Already approved for PBC in the US in May, Thomson Reuters’ report into drugs to watch in 2016 forecasts that sales of Ocaliva could reach $2.6 billion by 2020.

The European approval is conditional, meaning that the marketing authorisation must be renewed annually until safety and efficacy are fully confirmed by the COBALT phase 4 outcomes study and a short-term study in patients with hepatic impairment.

It is the first new drug approved to treat the disease for around two decades, and has only one competitor, ursodeoxycholic acid (UDCA), which has gone generic.

Ocaliva is approved in combination with UDCA in adults who have not responded to the older treatment, or as monotherapy for those unable to tolerate it.

Intercept noted a substantial percentage of patients treated with UDCA continued to experience persistent elevations above the upper limit of normal in the serum marker alkaline phosphatase.

This corresponds with increased risk of liver failure, the need for liver transplant and death. They also faced the risk of experiencing adverse outcomes when bilirubin levels are elevated.

Intercept stated that total bilirubin levels, even within the normal range, had been shown to predict clinical outcomes in PBC.
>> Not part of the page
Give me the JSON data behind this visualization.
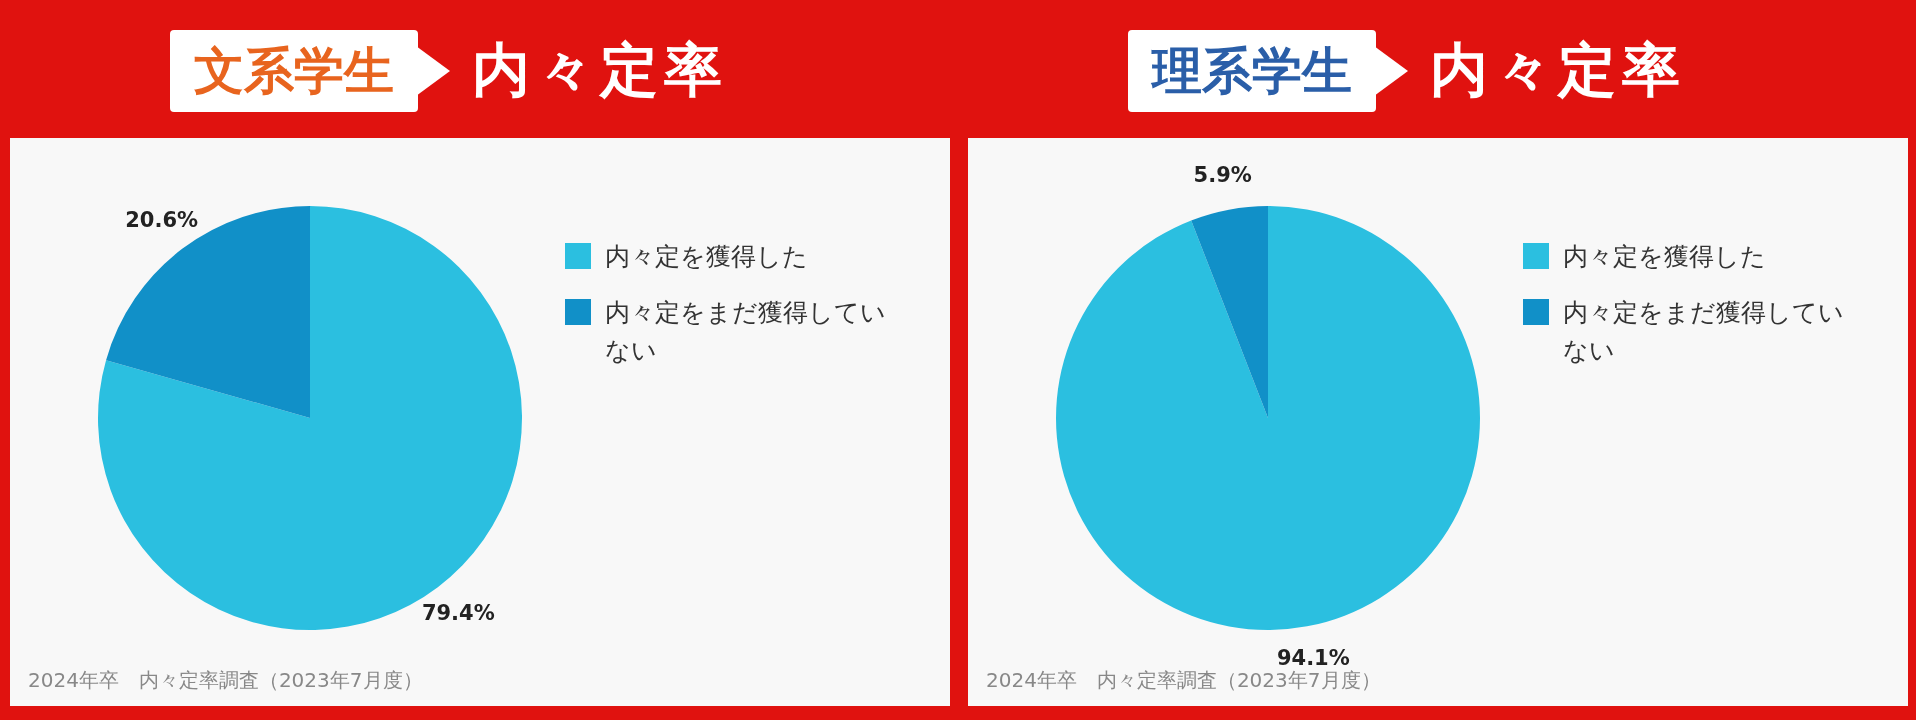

Ocaliva is a potent and selective agonist of the farnesoid X receptor (FXR), which is expressed at high levels in the liver and intestine and thought to be a key regulator of bile acid, inflammatory, fibrotic and metabolic pathways.

Intercept will be able to market Ocaliva in 28 EU member states and three European Economic Area member states.

Frederik Nevens, University Hospitals Leuven & KU Leuven, Belgium, and the lead investigator of the phase 3 POISE clinical study, said: "Despite the availability of UDCA, many patients have remained at significant risk of adverse outcomes with no alternative treatment option available. Ocaliva can now help fill an important unmet need for these patients."

Intercept is also developing obeticholic acid to treat nonalcoholic steatohepatitis (NASH), a liver disease targeted by other pipeline drugs from the likes of Gilead and Shire.